Le tout débute en 1932, sous l'impulsion d'un groupe qui jugeait que les traitements alors disponibles contre la syphilis étaient toxiques, dangereux et pas assez efficaces. L'étude avait pour but premier de vérifier si les patients ne seraient pas finalement mieux sans ces traitements. Ils choisirent dans l'État d'Alabama, dans un petit village nommé Tuskegee, un groupe de 399 patients, tous des Afro-américains pauvres et illettrés pour conduire leur expérience. En réalité, on voulait étudier le déroulement biologique de la syphilis sur des sujets non traités. Même après l'arrivée de la pénicilline en 1945, on continua à leur refuser tout traitement même si ce dernier aurait pu les sauver. L'étude s'est poursuivie jusqu'en 1972, alors qu'un épidémiologiste du Département de santé publique américain eut décidé d'informer la presse écrite de l'existence de cette étude. Le Washington Post puis le lendemain, le New York Times ont fait écho du scandale. Le sénateur Edward Kennedy organisa des auditions parlementaires, ce qui donna naissance au rapport Belmont et qui permit d'offrir une compensation de 9 millions de dollars et les soins appropriés pour les victimes de cette étude. En mai 1997, le président Bill Clinton présenta des excuses officielles pour cette étude désastreuse et raciste.
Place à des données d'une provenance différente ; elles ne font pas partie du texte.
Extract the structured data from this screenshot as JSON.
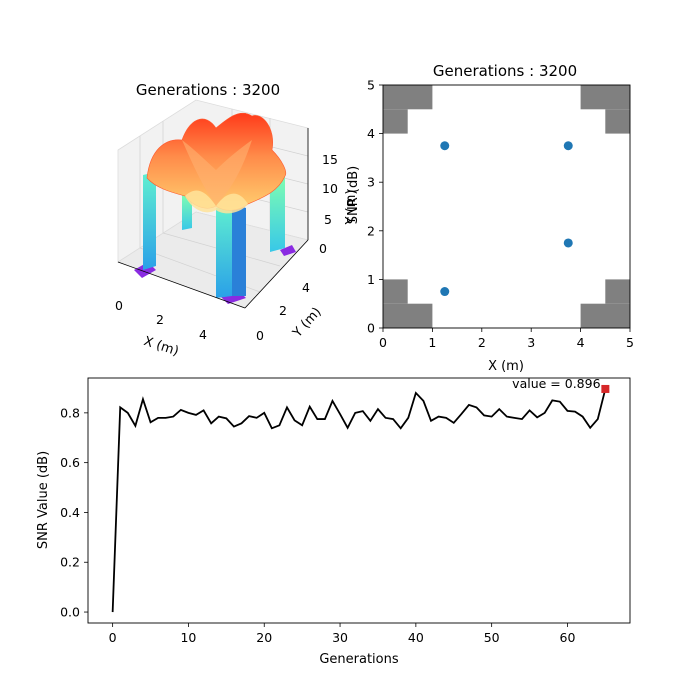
{
  "chart_data": [
    {
      "type": "surface3d",
      "title": "Generations : 3200",
      "xlabel": "X (m)",
      "ylabel": "Y (m)",
      "zlabel": "SNR (dB)",
      "xticks": [
        "0",
        "2",
        "4"
      ],
      "yticks": [
        "0",
        "2",
        "4"
      ],
      "zticks": [
        "0",
        "5",
        "10",
        "15"
      ],
      "colormap": "rainbow"
    },
    {
      "type": "scatter",
      "title": "Generations : 3200",
      "xlabel": "X (m)",
      "ylabel": "Y (m)",
      "xlim": [
        0,
        5
      ],
      "ylim": [
        0,
        5
      ],
      "xticks": [
        "0",
        "1",
        "2",
        "3",
        "4",
        "5"
      ],
      "yticks": [
        "0",
        "1",
        "2",
        "3",
        "4",
        "5"
      ],
      "points": [
        {
          "x": 1.25,
          "y": 3.75
        },
        {
          "x": 3.75,
          "y": 3.75
        },
        {
          "x": 3.75,
          "y": 1.75
        },
        {
          "x": 1.25,
          "y": 0.75
        }
      ],
      "point_color": "#1f77b4",
      "obstacle_color": "#808080",
      "obstacles": [
        {
          "x0": 0,
          "x1": 1,
          "y0": 4.5,
          "y1": 5
        },
        {
          "x0": 0,
          "x1": 0.5,
          "y0": 4,
          "y1": 4.5
        },
        {
          "x0": 4,
          "x1": 5,
          "y0": 4.5,
          "y1": 5
        },
        {
          "x0": 4.5,
          "x1": 5,
          "y0": 4,
          "y1": 4.5
        },
        {
          "x0": 0,
          "x1": 0.5,
          "y0": 0.5,
          "y1": 1
        },
        {
          "x0": 0,
          "x1": 1,
          "y0": 0,
          "y1": 0.5
        },
        {
          "x0": 4.5,
          "x1": 5,
          "y0": 0.5,
          "y1": 1
        },
        {
          "x0": 4,
          "x1": 5,
          "y0": 0,
          "y1": 0.5
        }
      ]
    },
    {
      "type": "line",
      "xlabel": "Generations",
      "ylabel": "SNR Value (dB)",
      "xlim": [
        -3.25,
        68.25
      ],
      "ylim": [
        -0.044,
        0.94
      ],
      "xticks": [
        0,
        10,
        20,
        30,
        40,
        50,
        60
      ],
      "yticks": [
        0.0,
        0.2,
        0.4,
        0.6,
        0.8
      ],
      "ytick_labels": [
        "0.0",
        "0.2",
        "0.4",
        "0.6",
        "0.8"
      ],
      "line_color": "#000000",
      "marker_color": "#d62728",
      "annotation": "value = 0.896",
      "last_point": {
        "x": 65,
        "y": 0.896
      },
      "x": [
        0,
        1,
        2,
        3,
        4,
        5,
        6,
        7,
        8,
        9,
        10,
        11,
        12,
        13,
        14,
        15,
        16,
        17,
        18,
        19,
        20,
        21,
        22,
        23,
        24,
        25,
        26,
        27,
        28,
        29,
        30,
        31,
        32,
        33,
        34,
        35,
        36,
        37,
        38,
        39,
        40,
        41,
        42,
        43,
        44,
        45,
        46,
        47,
        48,
        49,
        50,
        51,
        52,
        53,
        54,
        55,
        56,
        57,
        58,
        59,
        60,
        61,
        62,
        63,
        64,
        65
      ],
      "y": [
        0.0,
        0.822,
        0.8,
        0.748,
        0.855,
        0.762,
        0.78,
        0.78,
        0.785,
        0.812,
        0.8,
        0.792,
        0.81,
        0.758,
        0.785,
        0.778,
        0.745,
        0.758,
        0.787,
        0.78,
        0.8,
        0.738,
        0.75,
        0.822,
        0.77,
        0.75,
        0.825,
        0.775,
        0.775,
        0.848,
        0.795,
        0.74,
        0.8,
        0.807,
        0.768,
        0.815,
        0.78,
        0.775,
        0.738,
        0.78,
        0.88,
        0.848,
        0.768,
        0.785,
        0.78,
        0.76,
        0.795,
        0.832,
        0.822,
        0.79,
        0.785,
        0.815,
        0.785,
        0.78,
        0.775,
        0.81,
        0.782,
        0.8,
        0.85,
        0.845,
        0.808,
        0.805,
        0.785,
        0.74,
        0.775,
        0.896
      ]
    }
  ]
}
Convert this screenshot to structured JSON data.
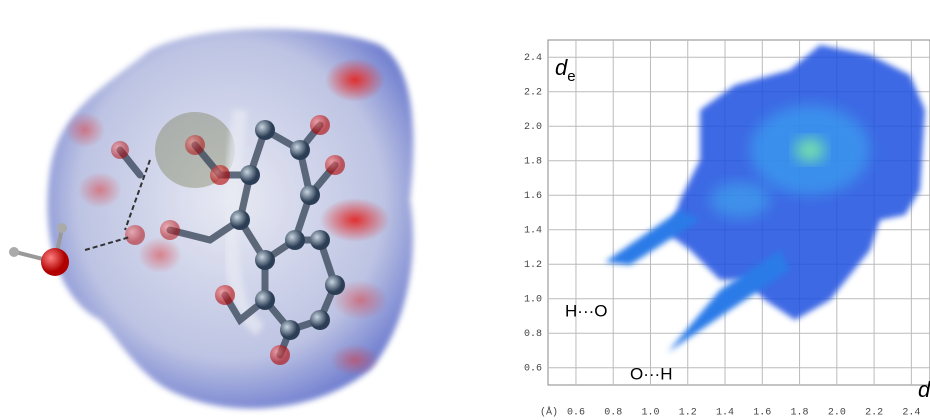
{
  "chart_data": {
    "type": "fingerprint",
    "ylabel_symbol": "d",
    "ylabel_subscript": "e",
    "xlabel_symbol": "d",
    "x_unit": "(Å)",
    "annotations": [
      "H···O",
      "O···H"
    ],
    "xlim": [
      0.45,
      2.5
    ],
    "ylim": [
      0.5,
      2.5
    ],
    "xticks": [
      0.6,
      0.8,
      {
        "value": 1,
        "label": "1.0"
      },
      1.2,
      1.4,
      1.6,
      1.8,
      {
        "value": 2,
        "label": "2.0"
      },
      2.2,
      2.4
    ],
    "yticks": [
      0.6,
      0.8,
      {
        "value": 1,
        "label": "1.0"
      },
      1.2,
      1.4,
      1.6,
      1.8,
      {
        "value": 2,
        "label": "2.0"
      },
      2.2,
      2.4
    ],
    "grid": true
  }
}
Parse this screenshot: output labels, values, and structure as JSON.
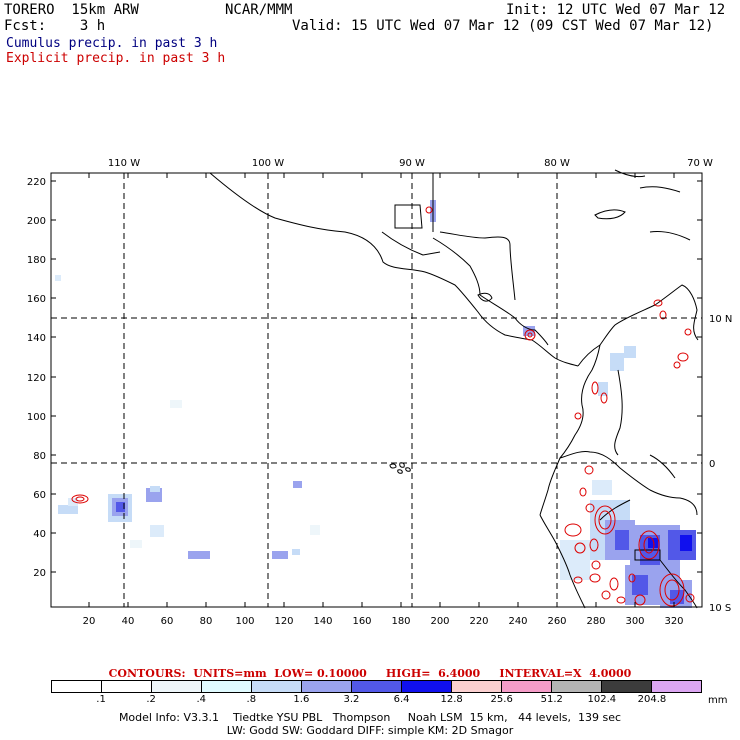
{
  "header": {
    "model": "TORERO  15km ARW",
    "center": "NCAR/MMM",
    "init": "Init: 12 UTC Wed 07 Mar 12",
    "fcst": "Fcst:    3 h",
    "valid": "Valid: 15 UTC Wed 07 Mar 12 (09 CST Wed 07 Mar 12)",
    "cumulus_label": "Cumulus precip. in past 3 h",
    "explicit_label": "Explicit precip. in past 3 h",
    "cumulus_color": "#000080",
    "explicit_color": "#cc0000"
  },
  "map": {
    "lon_labels": [
      "110 W",
      "100 W",
      "90 W",
      "80 W",
      "70 W"
    ],
    "lat_labels": [
      "10 N",
      "0",
      "10 S"
    ],
    "y_ticks": [
      "220",
      "200",
      "180",
      "160",
      "140",
      "120",
      "100",
      "80",
      "60",
      "40",
      "20"
    ],
    "x_ticks": [
      "20",
      "40",
      "60",
      "80",
      "100",
      "120",
      "140",
      "160",
      "180",
      "200",
      "220",
      "240",
      "260",
      "280",
      "300",
      "320"
    ]
  },
  "contours_text": "CONTOURS:  UNITS=mm  LOW= 0.10000     HIGH=  6.4000     INTERVAL=X  4.0000",
  "colorbar": {
    "labels": [
      ".1",
      ".2",
      ".4",
      ".8",
      "1.6",
      "3.2",
      "6.4",
      "12.8",
      "25.6",
      "51.2",
      "102.4",
      "204.8"
    ],
    "colors": [
      "#ffffff",
      "#ffffff",
      "#eef6fa",
      "#e0fbff",
      "#c6dcf7",
      "#9aa3ee",
      "#5258e8",
      "#1010ee",
      "#fbd0d0",
      "#f59cc8",
      "#b4b4b4",
      "#3c3c3c",
      "#dca6f2"
    ],
    "unit": "mm"
  },
  "footer": {
    "line1": "Model Info: V3.3.1    Tiedtke YSU PBL   Thompson     Noah LSM  15 km,   44 levels,  139 sec",
    "line2": "LW: Godd SW: Goddard DIFF: simple KM: 2D Smagor"
  }
}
Paul Ehrlich est considéré comme un des pères de la chimiothérapie et des médicaments de synthèse. Sa passion, sa persévérance et son approche méthodique lui ont permis d'étudier des milliers de composés chimiques dont deux, le Salvarsan (no 606) et le Néosarvarsan (no 914) connurent une application pharmacologique. Ehrlich était connu comme un travailleur infatigable, bon et modeste. Il mangeait peu, mais fumait au moins 25 cigares par jour. On le voyait souvent déambuler dans les corridors de l'université avec sous le bras une boîte de ces cigares. Une rue de Frankfurt en Allemagne porte son nom: Paul Ehrlichstrasse. Au début de la Deuxième Guerre mondiale, le nom de la rue fut changé, parce que Erhlich était juif. Après la guerre, elle reprit son nom. Même sa ville natale, Strehlen changea de nom pour celui de Ehrlichstadt en son honneur.